# Aura ok for cabinets?



## rocco92 (Aug 10, 2007)

I usually use Benjamin Moore Satin Impervo on cabinets but am really getting tired of using oil. I am painting garage cabinets( they are in the garage but very expensive cabinets) and am thinking about using Aura. I am concerned about the vapors from an oil base paint building up in the garage where the gas water heater is. Is the Aura scrubbable? These cabinets are brand new and unpainted. Any comments on using Aura on cabinets? Thanks.


----------



## chrisn (Jul 15, 2007)

Have you thought about Benjamin Moore Satin Impervo Waterbourne? Great for cabnets


----------



## jr.painting (Aug 30, 2008)

I won't see a problem using Aura paint on new cabinets. Then again I have never done this.

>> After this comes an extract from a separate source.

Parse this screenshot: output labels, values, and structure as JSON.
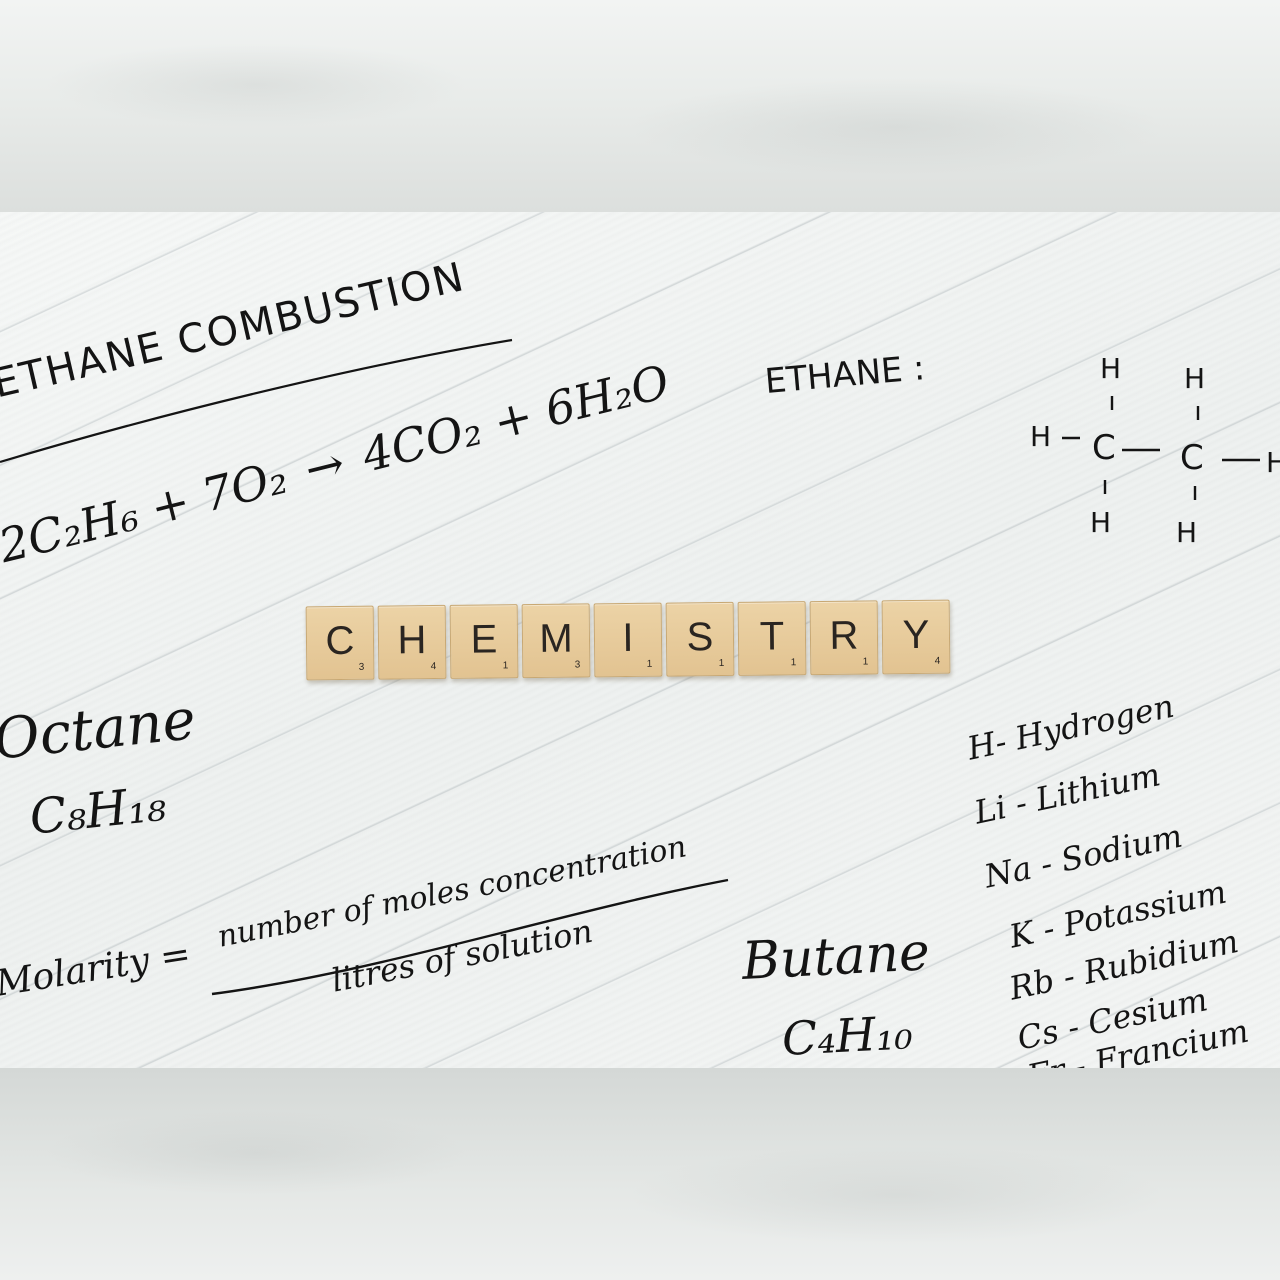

As for the fumes go, I would just crack the garage door, open a little, and have a fan blowing your fumes to the door.


----------



## johnthepainter (Apr 1, 2008)

you certainly dont want any explosions. before you begin painting, i would call the fire department, and have the electric company disconnect the power at the meter. consider grounding yourself, thus preventing a spark from static electricity.


----------



## slickshift (Apr 8, 2007)

Even the Aura flat (Matte) is scrubbable
Technically, any finish Aura would be fine on cabs

The Aura satin, however, doesn't seem to hold it's own compared to the Waterborne Satin Impervo in the looks after completion dept.
Holds up great...just looks kinda...off
I've actually gone over Satin Aura with WB Satin Impervo for a few customers who were unhappy with the look if the A
On trim it seems fine....not sure why cabs it's just plain OK rather than great

The Semigloss, however, is another matter
That seems to apply and look better than the satin does

Not sure what's up with that


----------



## vermontpainter (Dec 24, 2007)

The new aura semi is awesome. I highly recommend it for cabinets. The wb impervo is nice but thin.


----------



## DeanV (Apr 18, 2007)

I used the satin Aura on some paneling and it looked great. For me, it leveled better than WB Impervo. In side by side tests, it is harder than WB Impervo also, so it should be better for cabinets.


----------